Table_1_Antibodies against Spike protein correlate with broad autoantigen recognition 8 months post SARS-CoV-2 exposure, and anti-calprotectin autoantibodies associated with better clinical outcomes.xlsx

Autoantibodies to multiple targets are found during acute COVID-19. Whether all, or some, persist after 6 months, and their correlation with sustained anti-SARS-CoV-2 immunity, is still controversial. Herein, we measured antibodies to multiple SARS-CoV-2 antigens (Wuhan-Hu-1 nucleoprotein (NP), whole spike (S), spike subunits (S1, S2 and receptor binding domain (RBD)) and Omicron spike) and 102 human proteins with known autoimmune associations, in plasma from healthcare workers 8 months post-exposure to SARS-CoV-2 (n=31 with confirmed COVID-19 disease and n=21 uninfected controls (PCR and anti-SARS-CoV-2 negative) at baseline). IgG antibody responses to SARS-CoV-2 antigens were significantly higher in the convalescent cohort than the healthy cohort, highlighting lasting antibody responses up to 8 months post-infection. These were also shown to be cross-reactive to the Omicron variant spike protein at a similar level to lasting anti-RBD antibodies (correlation r=0.89). Individuals post COVID-19 infection recognised a common set of autoantigens, specific to this group in comparison to the healthy controls. Moreover, the long-term level of anti-Spike IgG was associated with the breadth of autoreactivity post-COVID-19. There were further moderate positive correlations between anti-SARS-CoV-2 responses and 11 specific autoantigens. The most commonly recognised autoantigens were found in the COVID-19 convalescent cohort. Although there was no overall correlation in self-reported symptom severity and anti-SARS-CoV-2 antibody levels, anti-calprotectin antibodies were associated with return to healthy normal life 8 months post infection. Calprotectin was also the most common target for autoantibodies, recognized by 22.6% of the overall convalescent cohort. Future studies may address whether, counter-intuitively, such autoantibodies may play a protective role in the pathology of long-COVID-19.
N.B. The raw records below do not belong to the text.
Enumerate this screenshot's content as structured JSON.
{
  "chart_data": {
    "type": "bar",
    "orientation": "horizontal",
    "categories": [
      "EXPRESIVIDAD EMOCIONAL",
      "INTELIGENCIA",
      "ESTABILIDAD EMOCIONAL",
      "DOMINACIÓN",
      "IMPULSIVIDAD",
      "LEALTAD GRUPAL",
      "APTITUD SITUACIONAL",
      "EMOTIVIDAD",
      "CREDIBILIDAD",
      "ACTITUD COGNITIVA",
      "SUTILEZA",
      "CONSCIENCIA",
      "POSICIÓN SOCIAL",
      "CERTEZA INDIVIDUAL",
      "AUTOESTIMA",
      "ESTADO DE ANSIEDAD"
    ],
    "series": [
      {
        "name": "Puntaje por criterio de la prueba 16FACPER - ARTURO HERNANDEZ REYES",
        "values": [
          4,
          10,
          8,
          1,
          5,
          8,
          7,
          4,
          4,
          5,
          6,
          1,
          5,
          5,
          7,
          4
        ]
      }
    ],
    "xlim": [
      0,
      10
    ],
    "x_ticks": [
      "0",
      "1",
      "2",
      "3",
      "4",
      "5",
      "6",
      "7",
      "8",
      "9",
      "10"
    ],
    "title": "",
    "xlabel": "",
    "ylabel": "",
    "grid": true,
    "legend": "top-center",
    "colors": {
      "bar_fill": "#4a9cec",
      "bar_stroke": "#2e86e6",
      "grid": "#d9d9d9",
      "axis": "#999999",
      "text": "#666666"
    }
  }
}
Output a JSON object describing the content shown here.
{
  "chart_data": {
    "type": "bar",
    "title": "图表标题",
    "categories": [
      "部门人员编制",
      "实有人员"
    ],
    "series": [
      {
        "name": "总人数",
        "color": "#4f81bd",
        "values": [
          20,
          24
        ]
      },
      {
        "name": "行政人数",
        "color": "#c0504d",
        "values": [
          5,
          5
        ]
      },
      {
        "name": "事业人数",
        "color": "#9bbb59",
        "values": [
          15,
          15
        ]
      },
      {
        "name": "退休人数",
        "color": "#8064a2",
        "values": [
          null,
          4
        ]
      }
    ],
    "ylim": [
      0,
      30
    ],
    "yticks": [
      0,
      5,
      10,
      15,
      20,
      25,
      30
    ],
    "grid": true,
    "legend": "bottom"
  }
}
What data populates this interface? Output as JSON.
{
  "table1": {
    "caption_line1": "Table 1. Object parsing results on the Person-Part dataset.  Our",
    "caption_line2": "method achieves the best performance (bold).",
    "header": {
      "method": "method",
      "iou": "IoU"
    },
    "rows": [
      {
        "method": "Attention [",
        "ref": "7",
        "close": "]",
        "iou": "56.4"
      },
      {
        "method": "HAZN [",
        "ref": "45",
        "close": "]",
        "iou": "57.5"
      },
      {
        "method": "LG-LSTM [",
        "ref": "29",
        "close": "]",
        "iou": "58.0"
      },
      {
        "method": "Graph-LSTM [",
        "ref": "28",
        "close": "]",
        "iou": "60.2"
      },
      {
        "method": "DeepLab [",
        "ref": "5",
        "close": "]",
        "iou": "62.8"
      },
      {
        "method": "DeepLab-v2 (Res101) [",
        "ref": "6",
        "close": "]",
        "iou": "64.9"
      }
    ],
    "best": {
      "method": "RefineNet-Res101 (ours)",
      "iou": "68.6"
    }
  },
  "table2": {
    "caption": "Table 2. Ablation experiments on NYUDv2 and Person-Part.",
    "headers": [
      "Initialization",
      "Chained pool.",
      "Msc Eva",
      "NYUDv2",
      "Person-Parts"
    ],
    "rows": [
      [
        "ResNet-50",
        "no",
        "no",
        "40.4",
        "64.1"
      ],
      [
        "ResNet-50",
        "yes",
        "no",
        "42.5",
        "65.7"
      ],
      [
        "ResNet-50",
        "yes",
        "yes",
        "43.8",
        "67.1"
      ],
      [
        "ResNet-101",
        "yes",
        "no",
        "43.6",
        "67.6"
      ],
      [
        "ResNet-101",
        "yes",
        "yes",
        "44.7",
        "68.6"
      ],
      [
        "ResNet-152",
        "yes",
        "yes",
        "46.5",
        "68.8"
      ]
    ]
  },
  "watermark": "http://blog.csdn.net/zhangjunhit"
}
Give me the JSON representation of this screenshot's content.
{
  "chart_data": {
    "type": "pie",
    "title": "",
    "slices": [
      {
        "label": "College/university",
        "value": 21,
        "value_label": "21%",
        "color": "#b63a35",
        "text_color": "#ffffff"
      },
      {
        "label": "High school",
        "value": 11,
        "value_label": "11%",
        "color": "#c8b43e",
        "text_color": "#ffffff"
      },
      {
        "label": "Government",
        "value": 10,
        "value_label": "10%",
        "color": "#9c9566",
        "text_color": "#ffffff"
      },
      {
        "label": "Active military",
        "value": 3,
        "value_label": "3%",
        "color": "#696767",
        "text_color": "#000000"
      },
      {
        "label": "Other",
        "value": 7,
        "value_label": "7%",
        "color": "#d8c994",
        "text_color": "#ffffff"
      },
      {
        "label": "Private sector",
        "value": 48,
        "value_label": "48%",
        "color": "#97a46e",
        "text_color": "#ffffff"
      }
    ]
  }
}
急性新型冠状病毒肺炎（COVID-19）感染期间可检测到针对多种靶标的自身抗体。目前对于这些自身抗体是否全部或部分在感染6个月后仍持续存在，以及其与持续抗严重急性呼吸综合征冠状病毒2（SARS-CoV-2）免疫的相关性，仍存在争议。 本研究中，我们于暴露于SARS-CoV-2 8个月后采集医护人员的血浆样本，检测其针对多种SARS-CoV-2抗原【包括武汉-Hu-1株核蛋白（NP）、全长刺突蛋白（S）、刺突亚基（S1、S2及受体结合域（RBD））以及奥密克戎（Omicron）株刺突蛋白】以及102种已被证实与自身免疫相关的人类蛋白的抗体水平；其中确诊COVID-19病例31例，基线时PCR及抗SARS-CoV-2抗体均为阴性的未感染对照21例。 相较于健康对照组，新冠康复队列中针对SARS-CoV-2抗原的IgG抗体应答水平显著更高，表明感染后8个月仍存在持久的抗体应答。上述抗体对奥密克戎株刺突蛋白同样具有交叉反应性，其反应水平与持久的抗RBD抗体水平相当（相关系数r=0.89）。 新冠感染个体可识别一组共同的自身抗原，与健康对照组相比，该组自身抗原具有群体特异性。此外，长期抗刺突蛋白IgG水平与新冠感染后的自身反应广度呈显著相关。抗SARS-CoV-2抗体应答与11种特定自身抗原之间还存在中等程度的正相关。最常被识别的自身抗原在新冠康复队列中得以检出。 尽管自我报告的症状严重程度与抗SARS-CoV-2抗体水平之间未发现总体相关性，但抗钙卫蛋白抗体与感染后8个月恢复正常健康生活状态显著相关。钙卫蛋白同时也是自身抗体最常见的靶标，在全部康复队列中有22.6%的个体可检测到针对该靶标的自身抗体。未来研究可进一步探讨：与直觉相悖的是，此类自身抗体是否在长新冠（long-COVID-19）的病理进程中发挥保护作用。